« Les bombardements menés en Irak et en Syrie, en réaction à un attentat à Istanbul, semblent s’inscrire dans la stratégie électorale de Recep Tayyip Erdogan, analyse la presse d’opposition. Ce mardi, le président a même annoncé une opération terrestre “dès que possible” » rapporte Courrier International du 22 novembre 2022.
L’armée turque a bombardé à de multiples reprises les régions kurdes du nord de la Syrie et de l’Irak entre le 20 et le 22 novembre. “89 nids de terroristes ont été détruits”, applaudissait lundi le quotidien islamo-nationaliste Yeni Safak,en référence aux cibles de ces frappes, à savoir la guérilla du Parti des travailleurs du Kurdistan (PKK).
LIRE AUSSI Géopolitique. Frappes turques en Syrie : la stratégie opaque d’Ankara
Ankara l’accuse, ainsi que les forces arabo-kurdes des Forces démocratiques syriennes, proches du PKK, d’être responsables de l’attentat qui a récemment endeuillé Istanbul. Le 13 novembre, une bombe déclenchée dans une artère du quartier stambouliote de Taksim a fait 6 morts et 81 blessés parmi les passants.
Ce mardi, indique l’AFP, un drone turc aurait bombardé en Syrie une base conjointe des forces kurdes et de la coalition internationale antijihadiste menée par les États-Unis, selon les forces kurdes et une ONG. Deux combattants kurdes auraient été tués.

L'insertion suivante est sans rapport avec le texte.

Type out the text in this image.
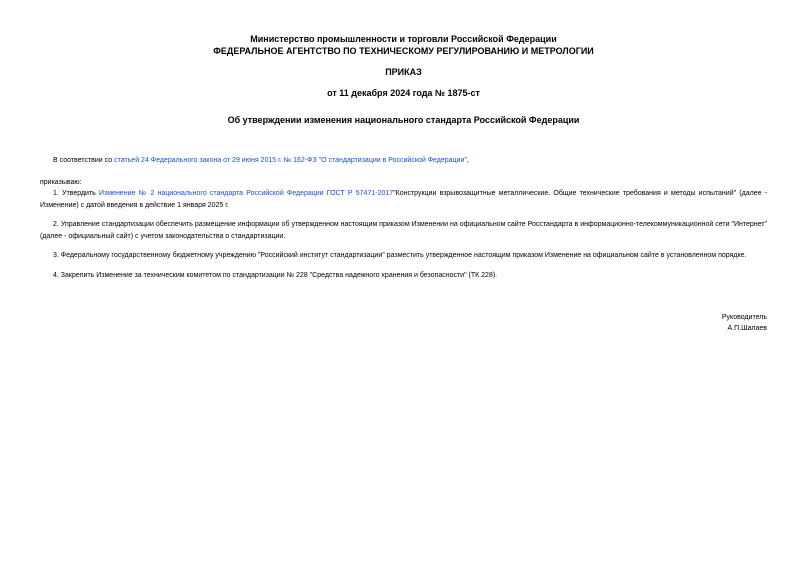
Министерство промышленности и торговли Российской Федерации
ФЕДЕРАЛЬНОЕ АГЕНТСТВО ПО ТЕХНИЧЕСКОМУ РЕГУЛИРОВАНИЮ И МЕТРОЛОГИИ
ПРИКАЗ
от 11 декабря 2024 года № 1875-ст
Об утверждении изменения национального стандарта Российской Федерации
В соответствии со статьей 24 Федерального закона от 29 июня 2015 г. № 162-ФЗ "О стандартизации в Российской Федерации",
приказываю:
1. Утвердить Изменение № 2 национального стандарта Российской Федерации ГОСТ Р 57471-2017"Конструкции взрывозащитные металлические. Общие технические требования и методы испытаний" (далее - Изменение) с датой введения в действие 1 января 2025 г.
2. Управление стандартизации обеспечить размещение информации об утвержденном настоящим приказом Изменении на официальном сайте Росстандарта в информационно-телекоммуникационной сети "Интернет" (далее - официальный сайт) с учетом законодательства о стандартизации.
3. Федеральному государственному бюджетному учреждению "Российский институт стандартизации" разместить утвержденное настоящим приказом Изменение на официальном сайте в установленном порядке.
4. Закрепить Изменение за техническим комитетом по стандартизации № 228 "Средства надежного хранения и безопасности" (ТК 228).
Руководитель
А.П.Шалаев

Une offensive terrestre bientôt ?
Yeni Safak note par ailleurs que des frappes aériennes turques ont, pour la première fois, été menées contre la ville de Kobané, symbole de la résistance kurde au groupe djihadiste État islamique (EI).
Quelques heures après ces frappes, le président Recep Tayyip Erdogan a menacé de conduire également une offensive terrestre contre les Kurdes de Syrie.
“Il n’est pas question que cette opération soit uniquement limitée à une opération aérienne.”
Mardi 22 novembre, le président turc a enfoncé le clou : “Si Dieu veut, nous les éradiquerons tous dès que possible, avec nos chars et nos soldats”, rapporte Al Jazeera.
La chaîne qatarie rappelle qu’Erdogan a lancé des menaces similaires ces derniers mois ; toutefois, “les bombardements des derniers jours accroissent la possibilité” d’une telle opération. La Russie a d’ailleurs appelé toutes les parties à la retenue.
Des doutes sur la version officielle de l’attentat
Le média turc en ligne Gazete Duvar interprète cette surenchère à l’aune de la présidentielle qui doit se tenir en juin 2023. “Il n’y a plus de doute : le pouvoir va multiplier ce genre d’opérations à mesure que les élections approchent.”
Un avis partagé par plusieurs médias d’opposition. À leurs yeux, l’objectif du président Erdogan est multiple : rallier les électeurs nationalistes, détourner l’attention de la crise économique sans précédent et diviser l’opposition, dont les Kurdes sont un électorat clé.
LIRE AUSSI Offensive. La Turquie menace d’intervenir à nouveau contre les Kurdes en Syrie
Dans ce contexte, une partie de l’opposition commence à remettre en cause la version officielle de l’attentat – non revendiqué – d’Istanbul. Faut-il vraiment y voir la main des Kurdes ? D’après les aveux de la principale suspecte obtenus par la police, elle aurait été envoyée de la Syrie par le PKK pour faire exploser la bombe. Mais le fait qu’elle ne soit pas kurde, le profil de ses complices, la cible de l’attentat et son timing déconcertent une partie des observateurs.
D’autres éléments viennent alimenter les doutes. Ainsi, le quotidien Birgüns’étonne du fait que le propre frère de la suspecte soit un haut gradé au sein des forces rebelles proturques en Syrie. Mais aussi que, par le passé, elle ait été emprisonnée pendant un mois par les forces kurdes dans la ville de Manbij pour “espionnage au profit de la Turquie”.